Bonds have continued to provide disappointing returns both in terms of yield and total return.  The U.S. Aggregate index has lost 1.89% of its value this year.  In the Treasury markets, the year has seen a bifurcated market; declining yields in bonds with 12 month or lower maturities, while longer-term bonds have experienced rising yields and a corresponding decline in the value of the bonds held by investors.

Perhaps the most interesting thing to notice about the United States’ 20+% stock market returns so far this year – extraordinary by any measure – is that they were accomplished at a time when investors seemed to be constantly skittish.  Just a short time ago, everybody seemed to be worried that the Federal Reserve would end its QE3 program and let interest rates find their natural level in the economy.  One might wonder why this would be such a scary event, since it is the Fed’s way of telling us that the U.S. economy is finally getting back on its feet.

All eyes are still on Washington, but now they have moved from the Fed to the Capitol building.  The question everybody was asking in the final days of the quarter was:  what would be the investment and economic impact of a government shutdown?  Maybe more important, what will another debt ceiling fight do to the U.S. and global economies?  These questions might be ones to continue to consider going forward, since the two parties seem to have many fundamental disagreements over spending priorities, and budget battles could become quarterly events.
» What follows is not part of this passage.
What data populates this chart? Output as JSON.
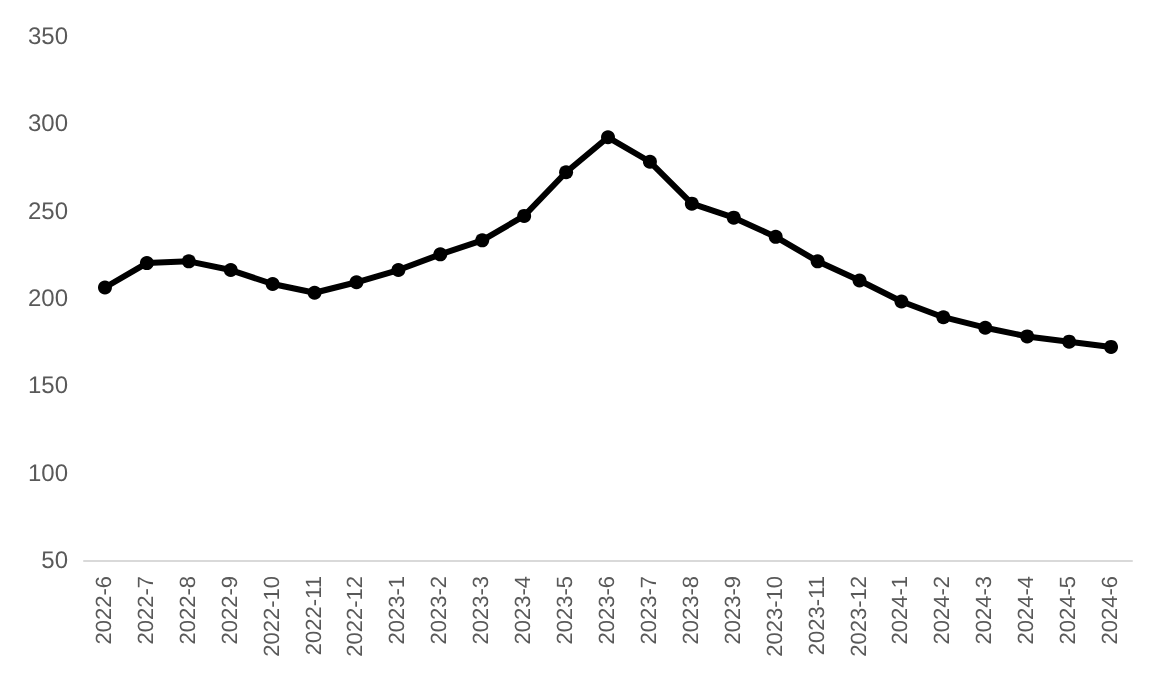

Interestingly, Congress has quietly moved away from the issue that has triggered the last few budget stalemates.  In the past, the issue was budget deficits, but it turns out that the budget deficit has come down dramatically over the past 12 months.  The U.S. government posted a $117 billion surplus in June, and the Congressional Budget Office expects to run a surplus again in September – the result of revenue gains as a result of tax hikes plus the growing economy, coupled with a 10% reduction in spending.

What does all this mean for your investments in the final quarter?  Who knows!?  Nobody could have predicted, at the start of the year, with all the hand-wringing over the fiscal cliff and new tax legislation, that we would be standing nine months into 2013 with significant investment gains in the U.S. markets and a resurgence in global investments led by, of all places, Europe.

This much we can predict:  the recent uncertainties – paralysis in Congress, worries about the direction of interest rates, and whether the Fed is going to continue intervening in the markets – will give way to new worries and new uncertainties.

But the headlines obscure the fact that investment returns are created the hard way, by millions of people getting up in the morning, going to work, and spending their days finding ways to improve American businesses, generate profits, create new products and new markets, day after day after day.

Whatever ups and downs you will experience – and you WILL experience them, perhaps in the next quarter or the next year – the underlying driver of investment returns is a globally diversified portfolio of high quality stocks and bonds.  Nobody enjoys the investment ride the way children enjoy the thrills of a roller coaster, but both seem to ultimately deliver their riders to a semblance of safety in the end.